Deduction for SG charge payments
As noted above, the Bill will amend ss 26-95 and 290-95 of the ITAA 1997 so that employers can claim a deduction for SG charge payments (and offsetting contributions) made during the amnesty period. Employers that already had an outstanding SG charge debt prior to making a disclosure under the amnesty will also be able to claim deductions for payments they make even though the ATO will first apply their payments to clear their existing debt.
Paying SG charge amount
To qualify for the amnesty, employers must pay an employee’s full SG entitlement, including the employee’s individual SG shortfall amount, nominal interest and any GIC. Where an employer has the capacity to pay on the day they make the disclosure and does not have an existing SG charge assessment for the quarter, the employer may choose to make contributions (of the employee’s individual shortfall and nominal interest) directly into an employee’s superannuation account and elect to offset these amounts against their liability for SG charge in accordance with s 23A of the SGAA.

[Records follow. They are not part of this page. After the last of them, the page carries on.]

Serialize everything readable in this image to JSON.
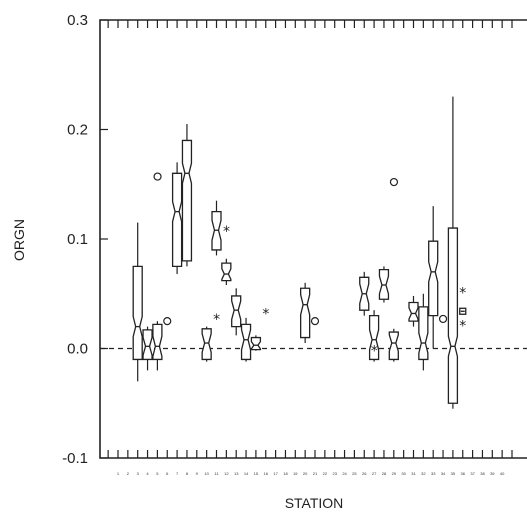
{
  "chart_data": {
    "type": "box",
    "xlabel": "STATION",
    "ylabel": "ORGN",
    "ylim": [
      -0.1,
      0.3
    ],
    "yticks": [
      -0.1,
      0.0,
      0.1,
      0.2,
      0.3
    ],
    "ytick_labels": [
      "-0.1",
      "0.0",
      "0.1",
      "0.2",
      "0.3"
    ],
    "zero_reference_line": true,
    "stations": [
      "1",
      "2",
      "3",
      "4",
      "5",
      "6",
      "7",
      "8",
      "9",
      "10",
      "11",
      "12",
      "13",
      "14",
      "15",
      "16",
      "17",
      "18",
      "19",
      "20",
      "21",
      "22",
      "23",
      "24",
      "25",
      "26",
      "27",
      "28",
      "29",
      "30",
      "31",
      "32",
      "33",
      "34",
      "35",
      "36",
      "37",
      "38",
      "39",
      "40"
    ],
    "boxes": [
      {
        "station": "3",
        "whisker_low": -0.03,
        "q1": -0.01,
        "median": 0.02,
        "q3": 0.075,
        "whisker_high": 0.115
      },
      {
        "station": "4",
        "whisker_low": -0.02,
        "q1": -0.01,
        "median": 0.002,
        "q3": 0.017,
        "whisker_high": 0.02,
        "outliers": [
          {
            "value": 0.157,
            "marker": "circle"
          }
        ]
      },
      {
        "station": "5",
        "whisker_low": -0.02,
        "q1": -0.01,
        "median": 0.002,
        "q3": 0.022,
        "whisker_high": 0.025
      },
      {
        "station": "6",
        "outliers": [
          {
            "value": 0.025,
            "marker": "circle"
          }
        ]
      },
      {
        "station": "7",
        "whisker_low": 0.068,
        "q1": 0.075,
        "median": 0.125,
        "q3": 0.16,
        "whisker_high": 0.17
      },
      {
        "station": "8",
        "whisker_low": 0.075,
        "q1": 0.08,
        "median": 0.16,
        "q3": 0.19,
        "whisker_high": 0.205
      },
      {
        "station": "10",
        "whisker_low": -0.012,
        "q1": -0.01,
        "median": 0.005,
        "q3": 0.018,
        "whisker_high": 0.02,
        "outliers": [
          {
            "value": 0.028,
            "marker": "star"
          }
        ]
      },
      {
        "station": "11",
        "whisker_low": 0.085,
        "q1": 0.09,
        "median": 0.108,
        "q3": 0.125,
        "whisker_high": 0.135,
        "outliers": [
          {
            "value": 0.108,
            "marker": "star"
          }
        ]
      },
      {
        "station": "12",
        "whisker_low": 0.058,
        "q1": 0.062,
        "median": 0.068,
        "q3": 0.078,
        "whisker_high": 0.082
      },
      {
        "station": "13",
        "whisker_low": 0.012,
        "q1": 0.02,
        "median": 0.035,
        "q3": 0.048,
        "whisker_high": 0.055
      },
      {
        "station": "14",
        "whisker_low": -0.012,
        "q1": -0.01,
        "median": 0.008,
        "q3": 0.022,
        "whisker_high": 0.028
      },
      {
        "station": "15",
        "whisker_low": -0.002,
        "q1": -0.001,
        "median": 0.003,
        "q3": 0.01,
        "whisker_high": 0.012,
        "outliers": [
          {
            "value": 0.033,
            "marker": "star"
          }
        ]
      },
      {
        "station": "20",
        "whisker_low": 0.005,
        "q1": 0.01,
        "median": 0.04,
        "q3": 0.055,
        "whisker_high": 0.06
      },
      {
        "station": "21",
        "outliers": [
          {
            "value": 0.025,
            "marker": "circle"
          }
        ]
      },
      {
        "station": "26",
        "whisker_low": 0.03,
        "q1": 0.035,
        "median": 0.05,
        "q3": 0.065,
        "whisker_high": 0.07,
        "outliers": [
          {
            "value": -0.001,
            "marker": "star"
          }
        ]
      },
      {
        "station": "27",
        "whisker_low": -0.012,
        "q1": -0.01,
        "median": 0.008,
        "q3": 0.03,
        "whisker_high": 0.035
      },
      {
        "station": "28",
        "whisker_low": 0.042,
        "q1": 0.045,
        "median": 0.058,
        "q3": 0.072,
        "whisker_high": 0.075,
        "outliers": [
          {
            "value": 0.152,
            "marker": "circle"
          }
        ]
      },
      {
        "station": "29",
        "whisker_low": -0.012,
        "q1": -0.01,
        "median": 0.005,
        "q3": 0.015,
        "whisker_high": 0.018
      },
      {
        "station": "31",
        "whisker_low": 0.02,
        "q1": 0.025,
        "median": 0.032,
        "q3": 0.042,
        "whisker_high": 0.048
      },
      {
        "station": "32",
        "whisker_low": -0.02,
        "q1": -0.01,
        "median": 0.005,
        "q3": 0.038,
        "whisker_high": 0.05
      },
      {
        "station": "33",
        "whisker_low": 0.0,
        "q1": 0.03,
        "median": 0.07,
        "q3": 0.098,
        "whisker_high": 0.13
      },
      {
        "station": "34",
        "outliers": [
          {
            "value": 0.027,
            "marker": "circle"
          }
        ]
      },
      {
        "station": "35",
        "whisker_low": -0.055,
        "q1": -0.05,
        "median": 0.002,
        "q3": 0.11,
        "whisker_high": 0.23
      },
      {
        "station": "36",
        "outliers": [
          {
            "value": 0.052,
            "marker": "star"
          },
          {
            "value": 0.034,
            "marker": "small-box"
          },
          {
            "value": 0.022,
            "marker": "star"
          }
        ]
      }
    ]
  }
}
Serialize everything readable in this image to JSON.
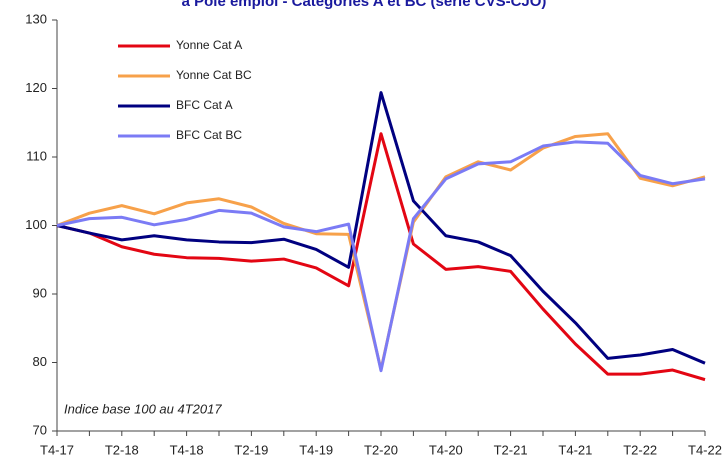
{
  "chart_data": {
    "type": "line",
    "title": "à Pôle emploi - Catégories A et BC (série CVS-CJO)",
    "annotation": "Indice base 100 au 4T2017",
    "categories": [
      "T4-17",
      null,
      "T2-18",
      null,
      "T4-18",
      null,
      "T2-19",
      null,
      "T4-19",
      null,
      "T2-20",
      null,
      "T4-20",
      null,
      "T2-21",
      null,
      "T4-21",
      null,
      "T2-22",
      null,
      "T4-22"
    ],
    "series": [
      {
        "name": "Yonne  Cat A",
        "color": "#e30613",
        "values": [
          100,
          98.9,
          96.9,
          95.8,
          95.3,
          95.2,
          94.8,
          95.1,
          93.8,
          91.2,
          113.4,
          97.3,
          93.6,
          94.0,
          93.3,
          87.8,
          82.7,
          78.3,
          78.3,
          78.9,
          77.5
        ]
      },
      {
        "name": "Yonne  Cat BC",
        "color": "#f7a14a",
        "values": [
          100,
          101.8,
          102.9,
          101.7,
          103.3,
          103.9,
          102.7,
          100.3,
          98.8,
          98.7,
          79.0,
          100.5,
          107.1,
          109.3,
          108.1,
          111.3,
          113.0,
          113.4,
          106.9,
          105.8,
          107.1
        ]
      },
      {
        "name": "BFC Cat A",
        "color": "#000080",
        "values": [
          100,
          98.9,
          97.9,
          98.5,
          97.9,
          97.6,
          97.5,
          98.0,
          96.5,
          93.9,
          119.4,
          103.6,
          98.5,
          97.6,
          95.6,
          90.4,
          85.8,
          80.6,
          81.1,
          81.9,
          79.9
        ]
      },
      {
        "name": "BFC Cat BC",
        "color": "#7b7bf5",
        "values": [
          100,
          101.0,
          101.2,
          100.1,
          100.9,
          102.2,
          101.8,
          99.8,
          99.1,
          100.2,
          78.8,
          101.0,
          106.8,
          109.0,
          109.3,
          111.6,
          112.2,
          112.0,
          107.3,
          106.1,
          106.8
        ]
      }
    ],
    "ylim": [
      70,
      130
    ],
    "yticks": [
      70,
      80,
      90,
      100,
      110,
      120,
      130
    ],
    "grid": false
  }
}
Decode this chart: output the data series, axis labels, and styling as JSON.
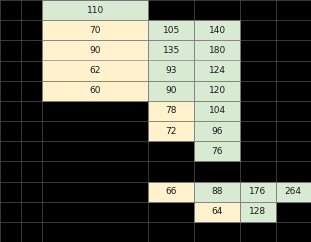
{
  "cells": [
    {
      "row": 1,
      "col": 3,
      "value": "110",
      "bg": "#d9ead3"
    },
    {
      "row": 2,
      "col": 3,
      "value": "70",
      "bg": "#fff2cc"
    },
    {
      "row": 2,
      "col": 4,
      "value": "105",
      "bg": "#d9ead3"
    },
    {
      "row": 2,
      "col": 5,
      "value": "140",
      "bg": "#d9ead3"
    },
    {
      "row": 3,
      "col": 3,
      "value": "90",
      "bg": "#fff2cc"
    },
    {
      "row": 3,
      "col": 4,
      "value": "135",
      "bg": "#d9ead3"
    },
    {
      "row": 3,
      "col": 5,
      "value": "180",
      "bg": "#d9ead3"
    },
    {
      "row": 4,
      "col": 3,
      "value": "62",
      "bg": "#fff2cc"
    },
    {
      "row": 4,
      "col": 4,
      "value": "93",
      "bg": "#d9ead3"
    },
    {
      "row": 4,
      "col": 5,
      "value": "124",
      "bg": "#d9ead3"
    },
    {
      "row": 5,
      "col": 3,
      "value": "60",
      "bg": "#fff2cc"
    },
    {
      "row": 5,
      "col": 4,
      "value": "90",
      "bg": "#d9ead3"
    },
    {
      "row": 5,
      "col": 5,
      "value": "120",
      "bg": "#d9ead3"
    },
    {
      "row": 6,
      "col": 4,
      "value": "78",
      "bg": "#fff2cc"
    },
    {
      "row": 6,
      "col": 5,
      "value": "104",
      "bg": "#d9ead3"
    },
    {
      "row": 7,
      "col": 4,
      "value": "72",
      "bg": "#fff2cc"
    },
    {
      "row": 7,
      "col": 5,
      "value": "96",
      "bg": "#d9ead3"
    },
    {
      "row": 8,
      "col": 5,
      "value": "76",
      "bg": "#d9ead3"
    },
    {
      "row": 10,
      "col": 4,
      "value": "66",
      "bg": "#fff2cc"
    },
    {
      "row": 10,
      "col": 5,
      "value": "88",
      "bg": "#d9ead3"
    },
    {
      "row": 10,
      "col": 6,
      "value": "176",
      "bg": "#d9ead3"
    },
    {
      "row": 10,
      "col": 7,
      "value": "264",
      "bg": "#d9ead3"
    },
    {
      "row": 11,
      "col": 5,
      "value": "64",
      "bg": "#fff2cc"
    },
    {
      "row": 11,
      "col": 6,
      "value": "128",
      "bg": "#d9ead3"
    }
  ],
  "n_rows": 12,
  "n_cols": 7,
  "col_starts": [
    0.0,
    0.068,
    0.136,
    0.477,
    0.625,
    0.773,
    0.886,
    1.0
  ],
  "bg_color": "#000000",
  "text_color": "#1a1a1a",
  "grid_color": "#666666",
  "font_size": 6.5
}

Employers who have an existing SG charge assessment for the quarter, or are otherwise unable to contribute directly into their employee’s superannuation accounts, will need to pay the SG charge (or amounts equal to the SG charge) to the ATO. Employers must pay the components of the SG charge imposed on the disclosed amount that reflect their employees’ SG entitlements (individual SG shortfall for relevant employees and nominal interest), as well as any GIC. Employers that have difficulty paying SG charge by the due date can negotiate a payment plan with the ATO.
Date of effect
The amendments to the SGAA and ITAA 1997 will apply from 24 May 2018 – the start date for the amnesty which will run until 24 May 2019.
Previous announcement
The amnesty was not previously announced.